Eigenverantwortung in der Corona-Krise: Ein Land der Unmündigen?
Viele Kritiker haben sich an dem Aus für die Corona-Quarantäne gerieben. Einer davon war Harald Mayer, Vizepräsident der Ärztekammer.
Es war aber weniger sein Nein zu dieser Lockerungsmaßnahme, das nachdenklich machte, als ein Teil seiner Begründung. Er erklärte in einem Interview das Thema Eigenverantwortung für gescheitert. Die hätten die Österreicher nicht in dem Ausmaß, dass man eine Pandemie in Schranken halten könne.
Sind wir also eine Nation der Unmündigen, wie eine Tageszeitung die Frage dazu formulierte?
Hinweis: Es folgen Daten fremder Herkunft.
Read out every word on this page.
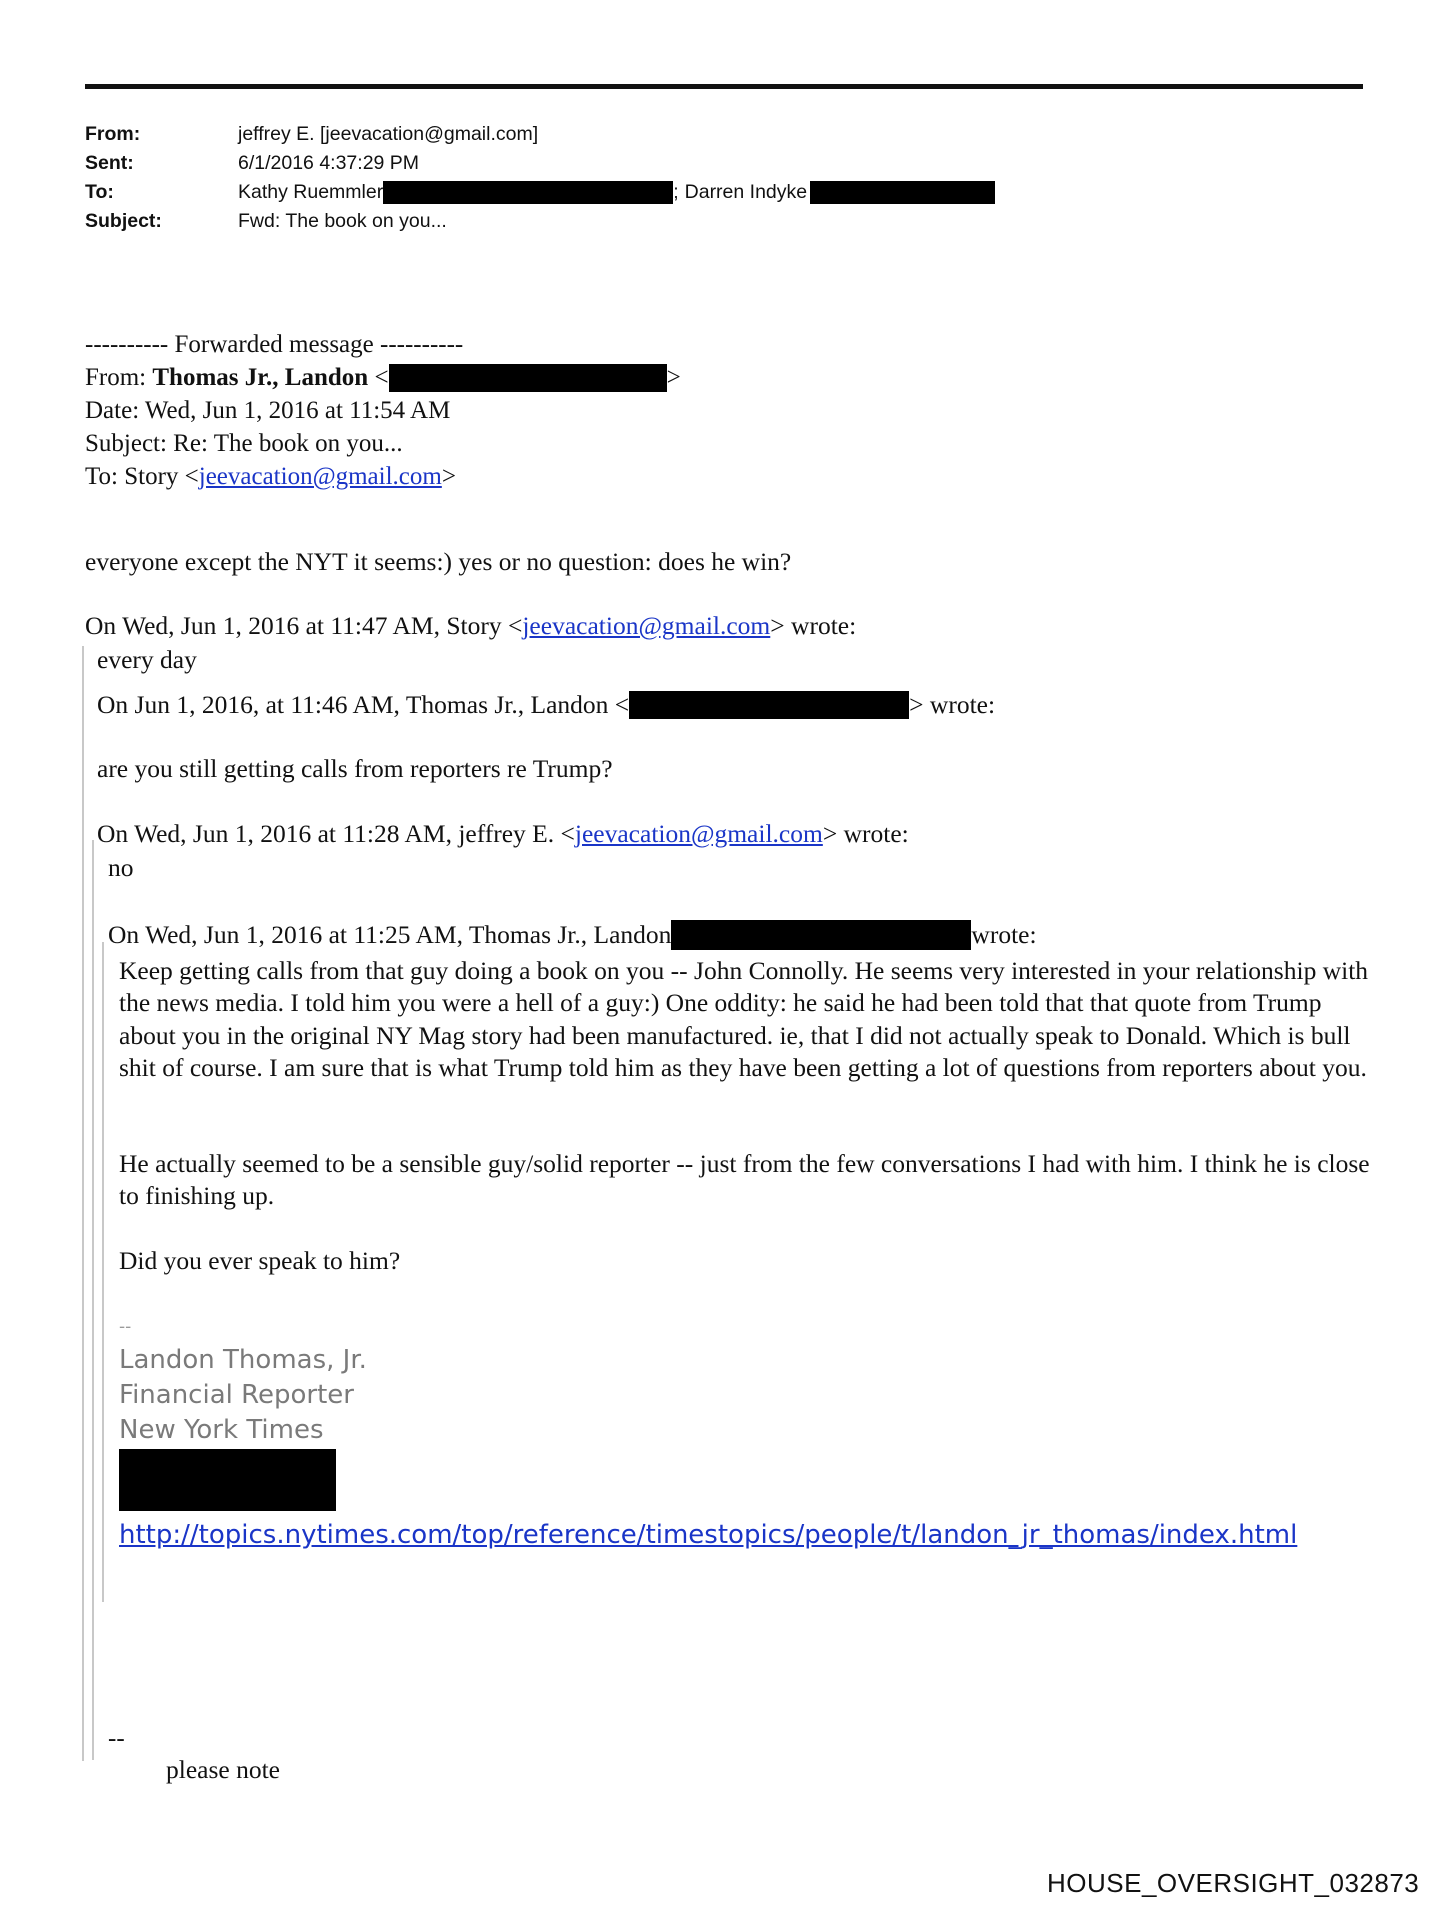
From:	jeffrey E. [jeevacation@gmail.com]
Sent:	6/1/2016 4:37:29 PM
To:	Kathy Ruemmler	; Darren Indyke
Subject:	Fwd: The book on you...
---------- Forwarded message ----------
From: Thomas Jr., Landon <	>
Date: Wed, Jun 1, 2016 at 11:54 AM
Subject: Re: The book on you...
To: Story < jeevacation@gmail.com >
everyone except the NYT it seems:) yes or no question: does he win?
On Wed, Jun 1, 2016 at 11:47 AM, Story < jeevacation@gmail.com > wrote:
every day
On Jun 1, 2016, at 11:46 AM, Thomas Jr., Landon <	> wrote:
are you still getting calls from reporters re Trump?
On Wed, Jun 1, 2016 at 11:28 AM, jeffrey E. < jeevacation@gmail.com > wrote:
no
On Wed, Jun 1, 2016 at 11:25 AM, Thomas Jr., Landon	wrote:
Keep getting calls from that guy doing a book on you -- John Connolly. He seems very interested in your relationship with the news media. I told him you were a hell of a guy:) One oddity: he said he had been told that that quote from Trump about you in the original NY Mag story had been manufactured. ie, that I did not actually speak to Donald. Which is bull shit of course. I am sure that is what Trump told him as they have been getting a lot of questions from reporters about you.
He actually seemed to be a sensible guy/solid reporter -- just from the few conversations I had with him. I think he is close to finishing up.
Did you ever speak to him?
--
Landon Thomas, Jr.
Financial Reporter
New York Times
http://topics.nytimes.com/top/reference/timestopics/people/t/landon_jr_thomas/index.html
--
please note
HOUSE_OVERSIGHT_032873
Brauchen wir für all unsere Schritte den Staat, der uns genau vorgibt, in welche Richtung wir gehen sollen? Wer in den vergangenen Tagen die Debatten über das Quarantäne-Aus verfolgt hat, der musste diesen Eindruck gewinnen. Da wurden Probleme aufgeworfen, die teilweise an Skurrilität nicht zu überbieten waren. Das beste Beispiel dafür war eine Frage des Moderators in der ZiB2 an Gesundheitsminister Johannes Rauch, wie das funktionieren soll, wenn ein Infizierter in einem Großraumbüro Wasser trinken will, aber in dieser Zeit die Maske nicht abnehmen darf. Dass Rauch die Frage als weltfremd abqualifiziert hat, war die richtige Antwort.
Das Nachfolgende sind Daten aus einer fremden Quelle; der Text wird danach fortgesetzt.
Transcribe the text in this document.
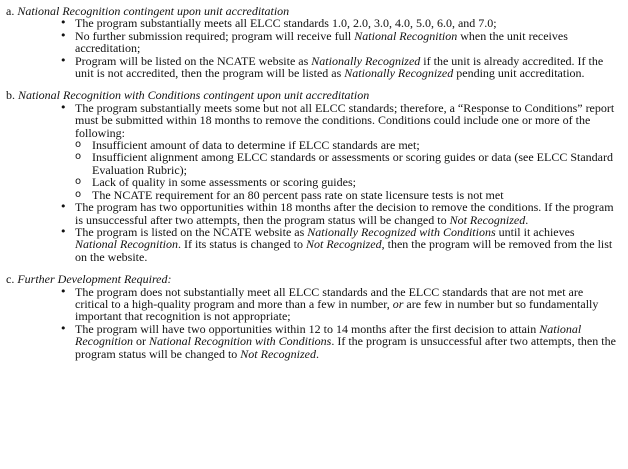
a. National Recognition contingent upon unit accreditation

• The program substantially meets all ELCC standards 1.0, 2.0, 3.0, 4.0, 5.0, 6.0, and 7.0;
• No further submission required; program will receive full National Recognition when the unit receives accreditation;
• Program will be listed on the NCATE website as Nationally Recognized if the unit is already accredited. If the unit is not accredited, then the program will be listed as Nationally Recognized pending unit accreditation.

b. National Recognition with Conditions contingent upon unit accreditation

• The program substantially meets some but not all ELCC standards; therefore, a “Response to Conditions” report must be submitted within 18 months to remove the conditions. Conditions could include one or more of the following:
o Insufficient amount of data to determine if ELCC standards are met;
o Insufficient alignment among ELCC standards or assessments or scoring guides or data (see ELCC Standard Evaluation Rubric);
o Lack of quality in some assessments or scoring guides;
o The NCATE requirement for an 80 percent pass rate on state licensure tests is not met
• The program has two opportunities within 18 months after the decision to remove the conditions. If the program is unsuccessful after two attempts, then the program status will be changed to Not Recognized.
• The program is listed on the NCATE website as Nationally Recognized with Conditions until it achieves National Recognition. If its status is changed to Not Recognized, then the program will be removed from the list on the website.

c. Further Development Required:

• The program does not substantially meet all ELCC standards and the ELCC standards that are not met are critical to a high-quality program and more than a few in number, or are few in number but so fundamentally important that recognition is not appropriate;
• The program will have two opportunities within 12 to 14 months after the first decision to attain National Recognition or National Recognition with Conditions. If the program is unsuccessful after two attempts, then the program status will be changed to Not Recognized.
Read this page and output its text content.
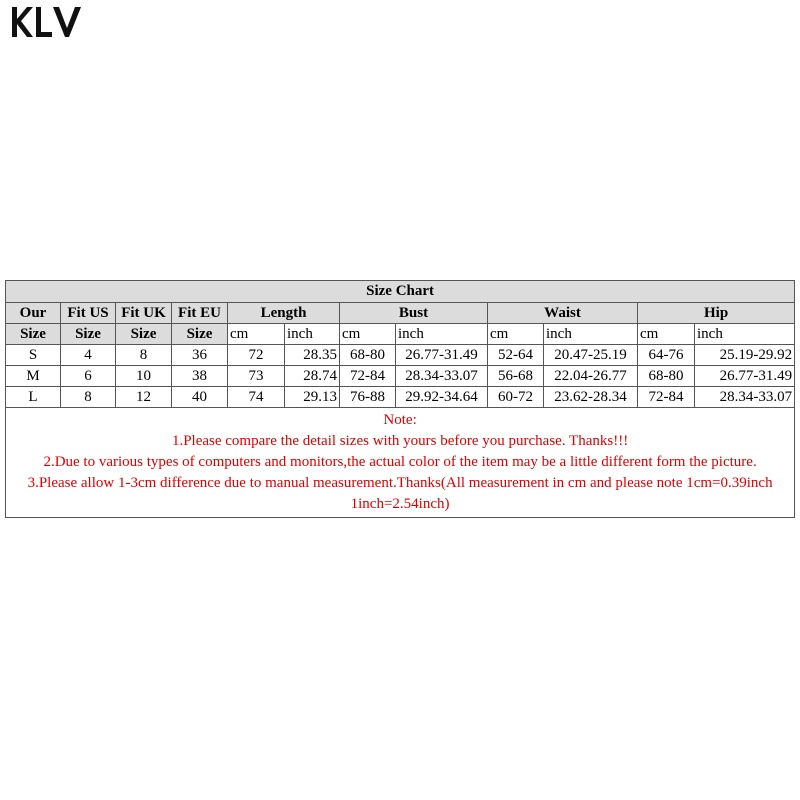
Size Chart											
Our	Fit US	Fit UK	Fit EU	Length		Bust		Waist		Hip	
Size	Size	Size	Size	cm	inch	cm	inch	cm	inch	cm	inch
S	4	8	36	72	28.35	68-80	26.77-31.49	52-64	20.47-25.19	64-76	25.19-29.92
M	6	10	38	73	28.74	72-84	28.34-33.07	56-68	22.04-26.77	68-80	26.77-31.49
L	8	12	40	74	29.13	76-88	29.92-34.64	60-72	23.62-28.34	72-84	28.34-33.07

Note:
1.Please compare the detail sizes with yours before you purchase. Thanks!!!
2.Due to various types of computers and monitors,the actual color of the item may be a little different form the picture.
3.Please allow 1-3cm difference due to manual measurement.Thanks(All measurement in cm and please note 1cm=0.39inch 1inch=2.54inch)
Der dritte grüne Gesundheitsminister ist auch jener, der das Wort Eigenverantwortung bisher am öftesten in den Mund genommen hat. Das liegt wohl daran, dass er aus Vorarlberg stammt. Das kleinste Bundesland grenzt an die Schweiz und konnte genau mitverfolgen, wie die Menschen dort in der Pandemie selbstbestimmter mit viel weniger Regeln das Auslangen gefunden haben. Ohne dass die Infiziertenzahlen im Vergleich zu Österreich außergewöhnlich in die Höhe geschnellt wären. Ein Quarantäne-Aus hat bei den Eidgenossen bei Weitem nicht für eine so kontroverse Debatte gesorgt wie hierzulande.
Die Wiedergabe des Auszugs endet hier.